WP6 IT-Conception and Infrastructure

Work package 6: IT Conception and Infrastructure

One of DigiMed Bayern's key strengths is the innovative design and implementation of a centralized digital platform, which not only guarantees secure, data protection-compliant data access, but also analytical tools, algorithm-based analysis including machine learning, and knowledge management systems. The use of AI in these areas has been established for a relatively long time. It extends in the free text area (text mining) from the recognition and assignment of words and word groups in ontologies to syntactic and semantic analysis and subsequent structuring of information in databases. In the field of image recognition, for example, histological microscopic patterns can be recognized and quantified. As a special application within DigiMed Bayern, the establishment and use of a high-throughput process is envisaged in WP5.2, for example, in which lasers for microdissociation of the plaques originating from WP2 are then controlled on the basis of evaluated image data. The prepared plaque areas are then to be examined by proteomics methods, and thus contribute to the causal connection with the clinical progression of stroke patients through to new therapeutic approaches.

The collection, analysis and evaluation of medical big data are closely supported by the statistical expertise of the partners. The goal is to establish a largely comprehensive and cooperative digital infrastructure, which is contemporary and feasible at the same time.

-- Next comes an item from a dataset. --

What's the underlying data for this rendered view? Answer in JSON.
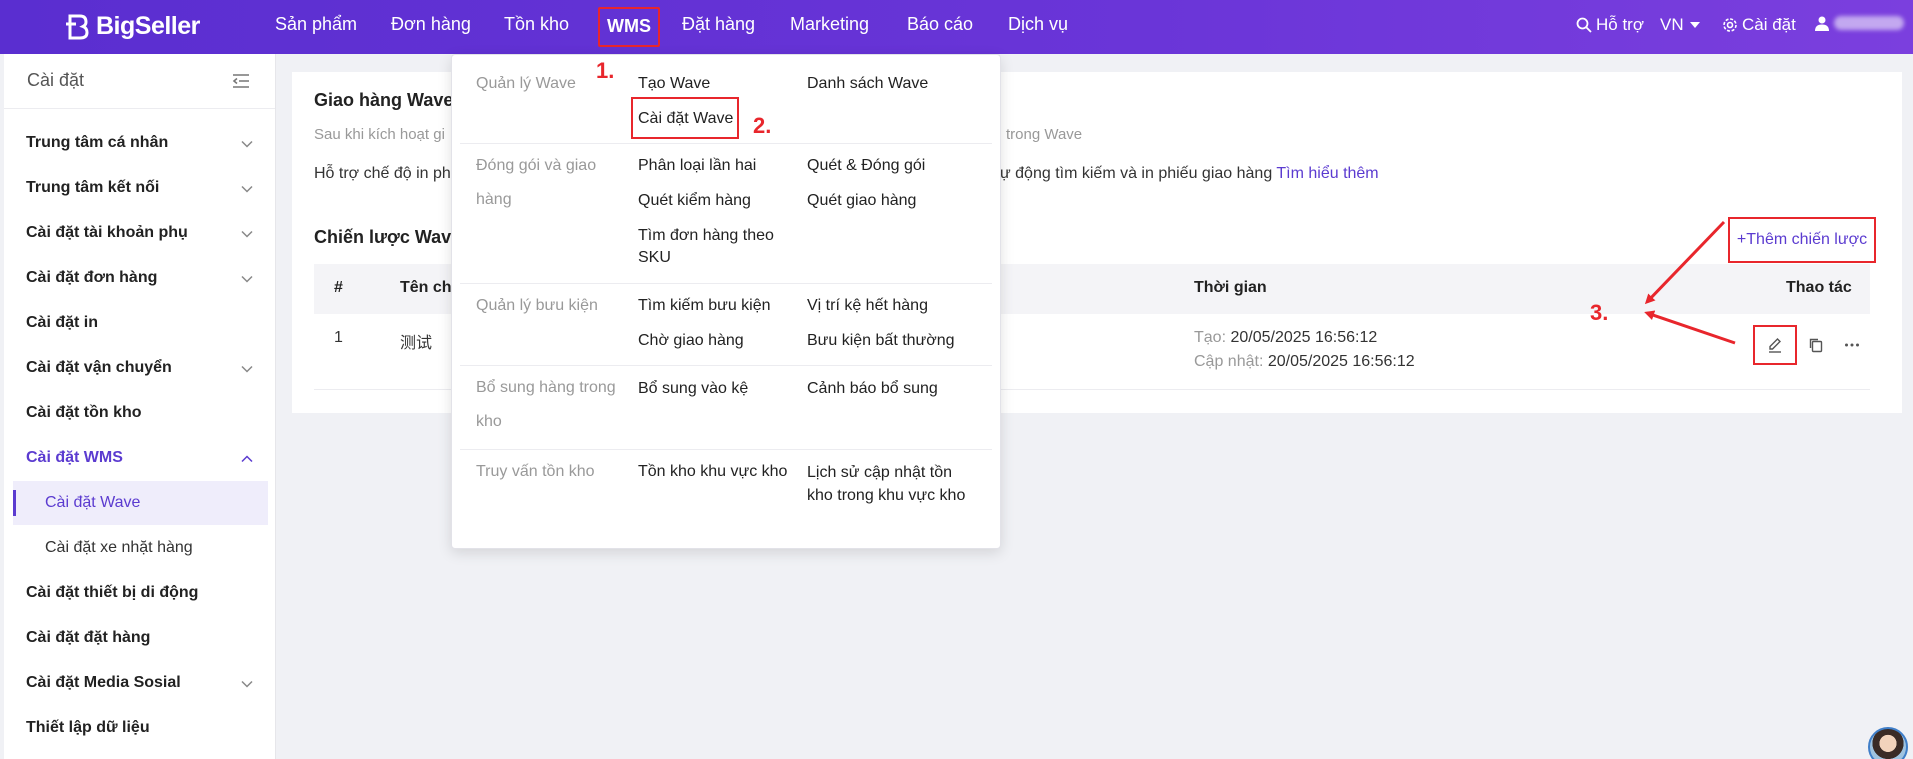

The collection, processing, merging and integrative analysis of large sets of different data, as aimed for in DigiMed Bayern, requires the use of various IT technologies. The aim is to integrate these technologies and create an infrastructure that connects the IT resources available at the partner sites involved, and thereby enables efficient sharing of the data and tools required for the project. The requirements for this infrastructure are also partially described in WPs 1 to 5. In addition to the infrastructure, it is also required to build up the DigiMed partners' competence to use them correctly and purposefully, and thus profitably for the medical benefit.

There will be close horizontal cooperation between the institutions involved in DigiMed Bayern with regard to data types, volumes, protection, integration and evaluation. At the same time, the interdisciplinary setting of the team, such as computer scientists, bioinformaticians, statisticians, omics experts and clinical scientists, has to implement the digital aspects vertically from different perspectives. To meet these requirements, a digital control structure, the so-called governance board, has been set up under the direction of WP6. For example, each vertical area is assigned at least one qualified representative from all work packages with a defined proportion of working hours, who serves both to work on the IT governance structure and to support all cooperation partners, and as an adapter into his work package or his institution. The detailed structure of the governance board and associated processes are defined in the first six weeks after the start of the project.

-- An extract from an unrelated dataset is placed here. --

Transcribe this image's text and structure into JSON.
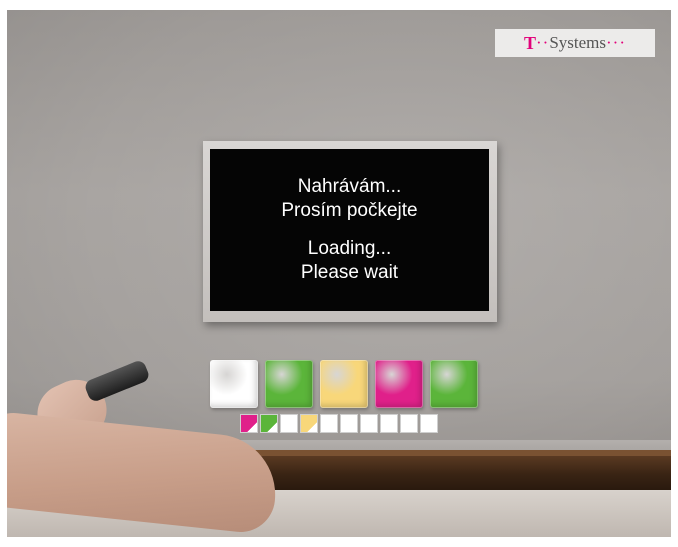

In the digital area in particular, an "agile" process has largely been established to cope with the high dynamics with constantly adapted requirements ("Scrum" model). A continuous learning and optimization process with tight control points in project management generally achieves more precise planning with better results, i.e. an increase in efficiency, predictability and goal achievement. This model will be appropriately considered in WP6.

The primary task in WPs 1 to 5 is to record the existing hardware and software infrastructure, of the data and use cases, in order to then jointly develop a solid concept that also includes the LRZ infrastructure in the implementation. This also creates a connection to the computer capacity that is required to implement the data analysis in WPs 1 to 5.

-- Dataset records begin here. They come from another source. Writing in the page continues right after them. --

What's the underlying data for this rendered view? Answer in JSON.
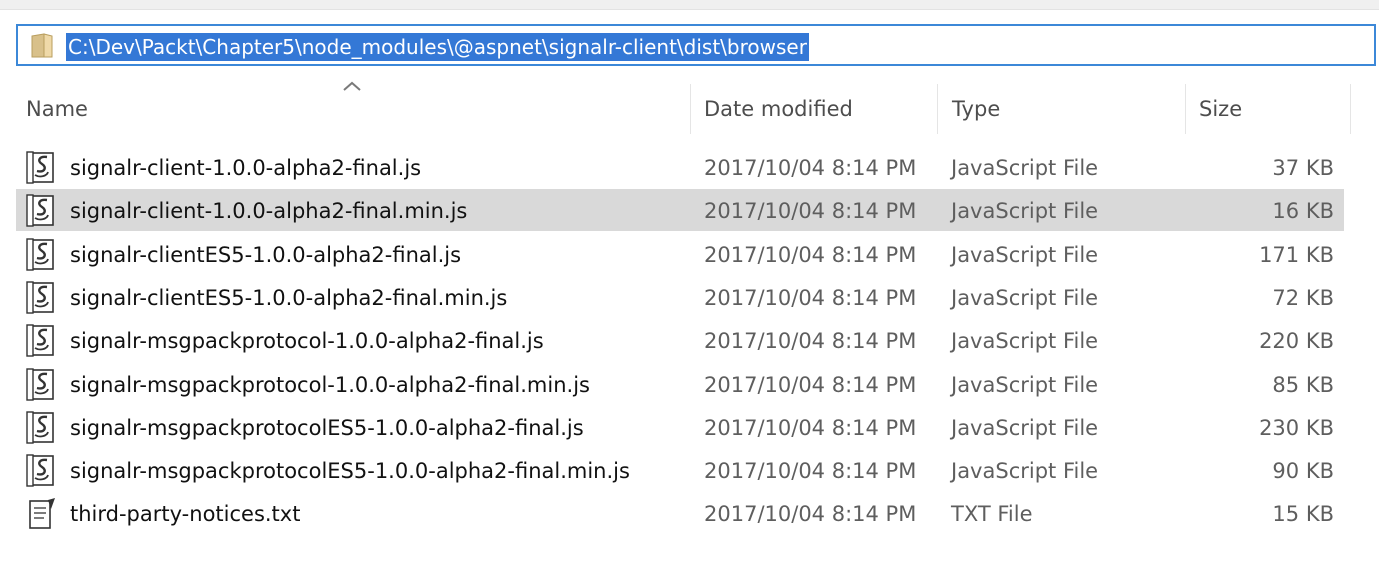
{
  "address": {
    "path": "C:\\Dev\\Packt\\Chapter5\\node_modules\\@aspnet\\signalr-client\\dist\\browser"
  },
  "columns": {
    "name": "Name",
    "date": "Date modified",
    "type": "Type",
    "size": "Size",
    "sorted_column": "Name",
    "sort_direction": "ascending"
  },
  "files": [
    {
      "name": "signalr-client-1.0.0-alpha2-final.js",
      "date": "2017/10/04 8:14 PM",
      "type": "JavaScript File",
      "size": "37 KB",
      "icon": "js-file-icon",
      "selected": false
    },
    {
      "name": "signalr-client-1.0.0-alpha2-final.min.js",
      "date": "2017/10/04 8:14 PM",
      "type": "JavaScript File",
      "size": "16 KB",
      "icon": "js-file-icon",
      "selected": true
    },
    {
      "name": "signalr-clientES5-1.0.0-alpha2-final.js",
      "date": "2017/10/04 8:14 PM",
      "type": "JavaScript File",
      "size": "171 KB",
      "icon": "js-file-icon",
      "selected": false
    },
    {
      "name": "signalr-clientES5-1.0.0-alpha2-final.min.js",
      "date": "2017/10/04 8:14 PM",
      "type": "JavaScript File",
      "size": "72 KB",
      "icon": "js-file-icon",
      "selected": false
    },
    {
      "name": "signalr-msgpackprotocol-1.0.0-alpha2-final.js",
      "date": "2017/10/04 8:14 PM",
      "type": "JavaScript File",
      "size": "220 KB",
      "icon": "js-file-icon",
      "selected": false
    },
    {
      "name": "signalr-msgpackprotocol-1.0.0-alpha2-final.min.js",
      "date": "2017/10/04 8:14 PM",
      "type": "JavaScript File",
      "size": "85 KB",
      "icon": "js-file-icon",
      "selected": false
    },
    {
      "name": "signalr-msgpackprotocolES5-1.0.0-alpha2-final.js",
      "date": "2017/10/04 8:14 PM",
      "type": "JavaScript File",
      "size": "230 KB",
      "icon": "js-file-icon",
      "selected": false
    },
    {
      "name": "signalr-msgpackprotocolES5-1.0.0-alpha2-final.min.js",
      "date": "2017/10/04 8:14 PM",
      "type": "JavaScript File",
      "size": "90 KB",
      "icon": "js-file-icon",
      "selected": false
    },
    {
      "name": "third-party-notices.txt",
      "date": "2017/10/04 8:14 PM",
      "type": "TXT File",
      "size": "15 KB",
      "icon": "txt-file-icon",
      "selected": false
    }
  ],
  "colors": {
    "address_border": "#3c88d8",
    "path_highlight": "#3478d6",
    "selected_row": "#d9d9d9"
  }
}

WP6.1 Analysis of the existing infrastructure / conception of the integrative IT infrastructure

First, the status quo of the existing IT infrastructures of the partners involved is evaluated. In order to arrive at an early assessment of the integrability into a higher-level infrastructure, all important questions regarding the current status of IT equipment, data management requirements and the requirements of the scientists for an integrative infrastructure are identified and categorized in the first six months. A questionnaire is filled in during interviews with the IT specialists from all partner institutions. These surveys are carried out in close cooperation with WP7 under the requirements of ethics and data protection. A comprehensive workshop at the beginning of the project lays the foundation. The results serve for the subsequent conception of the infrastructure. This takes into account both the local inventory of resources, data and tools, as well as infrastructures that are available internationally at other locations or with other cooperation partners.
For the design of the required infrastructure, particular attention is paid to the requirements for analysis and knowledge management software from WP6.3. Conversely, the analysis results from WP6.1 flow into WP6.3, especially with regard to security, data protection, scalability, usability, compatibility of hardware architectures, interfaces, data formats, etc. The process of defining requirements and selection is coordinated and controlled by the LRZ.

The documented results of the conception phase are used for the detailed planning of the construction of the infrastructure in the second project phase. A continuous training program developed by WP6.2 familiarizes the project partners with the infrastructure, and jointly identifies suggestions for improvement and further developments for further integration. After construction and operation, a goal is also the transfer of the infrastructure to clinical or clinic-related operation in year 5, and the public-available documentation as an exemplary, scalable and transferable infrastructure for P4 medicine with omics data.

WP6.2 Development of the pilot infrastructure, planning and coordination of the data exchange, provision of computing capacity

In order to efficiently utilize the conception phase, and to allow realistic experiences to flow into the conception continuously despite the complex analysis of requirements and status quo, the first parts of the integrative infrastructure with a focus on "low hanging fruits" are being developed in parallel. IT resources are set up in such a way that pilot applications on the first infrastructure components can be tested and used as quickly as possible. Such a component will be, for example, the database, which centrally stores the biochemical and molecular genetic data and the treatment of FH patients, or public-available gene and protein databases with phenotypical associations and ontologies. Until all questions relating to data protection regulations are clarified, only non-critical data will be used for the testing phase. In addition to data storage, data transfer between the institutions and the central data management facilities is also made possible. The need for scaling of data transfer infrastructures to defined, high volumes of data is taken into account early in the operating phase.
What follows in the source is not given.